More than 99% of ovarioles from heterozygous females have egg chambers that develop with no obvious abnormalities until stage 10A. After this stage, the nurse cells fail to dump their contents into the oocyte, and the egg chambers deteriorate such that the nurse cells and oocyte form large vacuoles. 40-50% of interommatidial bristles are missing, and the remainder do not point in the same direction in heterozygous flies. The long bristles, such as the dorsocentral and scutellar bristles, are short and bent. Mosaic females that are heterozygous in the germline and have wild-type follicle cells can produce eggs. Clonal analysis indicates that SKojak exerts at least part of its soma-dependent dominant female sterile phenotype from the posterior pole follicle cells.
Follicle-dependent female sterile mutation. Affects the formation of both the D-V and A-P axes of the egg chamber.

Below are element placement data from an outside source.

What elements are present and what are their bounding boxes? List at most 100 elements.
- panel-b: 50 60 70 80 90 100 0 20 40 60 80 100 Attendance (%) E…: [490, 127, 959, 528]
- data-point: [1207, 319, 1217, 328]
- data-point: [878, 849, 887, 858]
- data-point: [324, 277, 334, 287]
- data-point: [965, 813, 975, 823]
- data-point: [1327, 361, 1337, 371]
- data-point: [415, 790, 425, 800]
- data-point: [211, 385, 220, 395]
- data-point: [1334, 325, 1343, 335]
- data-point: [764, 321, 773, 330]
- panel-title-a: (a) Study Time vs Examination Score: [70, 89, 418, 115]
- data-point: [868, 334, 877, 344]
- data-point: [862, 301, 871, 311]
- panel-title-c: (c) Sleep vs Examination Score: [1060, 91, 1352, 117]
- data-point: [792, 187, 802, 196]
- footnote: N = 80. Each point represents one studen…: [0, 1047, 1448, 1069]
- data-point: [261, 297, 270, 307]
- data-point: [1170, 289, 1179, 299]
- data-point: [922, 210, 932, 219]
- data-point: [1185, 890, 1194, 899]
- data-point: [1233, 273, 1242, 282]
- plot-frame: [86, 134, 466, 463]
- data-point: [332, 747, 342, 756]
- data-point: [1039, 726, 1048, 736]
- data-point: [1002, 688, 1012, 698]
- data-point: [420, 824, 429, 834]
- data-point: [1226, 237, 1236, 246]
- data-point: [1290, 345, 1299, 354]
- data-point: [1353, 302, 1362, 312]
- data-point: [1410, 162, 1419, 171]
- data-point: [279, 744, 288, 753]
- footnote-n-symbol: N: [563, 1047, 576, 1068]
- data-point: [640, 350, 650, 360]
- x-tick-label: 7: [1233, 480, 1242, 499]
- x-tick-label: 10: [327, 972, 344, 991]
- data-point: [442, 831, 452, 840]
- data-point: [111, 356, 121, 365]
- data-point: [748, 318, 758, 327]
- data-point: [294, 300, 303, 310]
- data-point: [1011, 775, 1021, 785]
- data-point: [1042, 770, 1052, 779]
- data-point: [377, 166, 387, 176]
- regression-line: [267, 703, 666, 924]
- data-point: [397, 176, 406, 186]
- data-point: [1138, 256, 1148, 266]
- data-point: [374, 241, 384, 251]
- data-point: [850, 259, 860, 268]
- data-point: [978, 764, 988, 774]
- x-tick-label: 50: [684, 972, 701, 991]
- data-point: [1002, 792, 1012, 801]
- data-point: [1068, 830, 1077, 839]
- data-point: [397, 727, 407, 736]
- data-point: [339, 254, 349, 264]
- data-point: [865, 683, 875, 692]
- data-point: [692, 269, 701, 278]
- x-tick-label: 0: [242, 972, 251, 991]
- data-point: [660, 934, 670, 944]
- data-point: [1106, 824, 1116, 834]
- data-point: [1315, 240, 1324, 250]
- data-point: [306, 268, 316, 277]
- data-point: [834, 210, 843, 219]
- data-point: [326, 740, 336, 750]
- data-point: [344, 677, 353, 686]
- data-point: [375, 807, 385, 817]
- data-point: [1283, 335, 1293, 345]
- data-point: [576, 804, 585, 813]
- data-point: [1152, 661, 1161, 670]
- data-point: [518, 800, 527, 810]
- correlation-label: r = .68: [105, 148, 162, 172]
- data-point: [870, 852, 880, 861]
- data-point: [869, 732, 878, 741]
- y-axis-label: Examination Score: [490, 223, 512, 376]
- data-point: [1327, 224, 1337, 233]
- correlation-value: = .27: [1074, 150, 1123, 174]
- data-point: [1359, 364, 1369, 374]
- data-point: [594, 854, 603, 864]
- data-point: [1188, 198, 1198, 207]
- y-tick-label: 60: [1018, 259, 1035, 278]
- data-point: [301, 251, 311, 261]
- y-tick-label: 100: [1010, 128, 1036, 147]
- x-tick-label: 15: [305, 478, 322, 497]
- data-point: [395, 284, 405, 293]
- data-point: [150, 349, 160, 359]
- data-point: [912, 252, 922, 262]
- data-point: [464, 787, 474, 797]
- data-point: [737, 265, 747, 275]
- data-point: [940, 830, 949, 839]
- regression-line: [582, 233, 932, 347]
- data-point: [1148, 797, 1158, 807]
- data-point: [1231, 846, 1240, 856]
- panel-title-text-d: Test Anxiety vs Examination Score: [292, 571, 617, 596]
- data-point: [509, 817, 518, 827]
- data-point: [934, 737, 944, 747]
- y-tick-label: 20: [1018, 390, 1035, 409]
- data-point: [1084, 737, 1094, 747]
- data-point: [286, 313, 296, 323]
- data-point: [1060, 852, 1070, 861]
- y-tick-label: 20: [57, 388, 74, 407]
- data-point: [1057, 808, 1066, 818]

SKojak is an enhancer of visible phenotype of Ras85DN17.sev
SKojak is an enhancer of eye phenotype of Ras85DN17.sev
SKojak is an enhancer of photoreceptor cell R7 phenotype of Ras85DN17.sev
SKojak is an enhancer of photoreceptor cell R7 phenotype of Raf12
SKojak is a suppressor of photoreceptor cell R7 phenotype of sev6
The R7 photoreceptors fail to develop in homozygous sev6 flies. This phenotype is partly suppressed by SKojak; sev6/sev6 ; SKojak/+ flies have an R7 cell in approximately 50% of the ommatidia. Enhances the small eye phenotype of hemizygous phl12 flies. phl12/Y ; SKojak/+ flies have no R7 photoreceptor cells. The small eye phenotype of flies carrying Ras85DN17.sev is enhanced by SKojak. Ras85DN17.sev/SKojak flies have as many as 3 to 4 extra R7 photoreceptor cells in each ommatidium.
Etymology: the mutation is named "Kojak" after the bald television detective.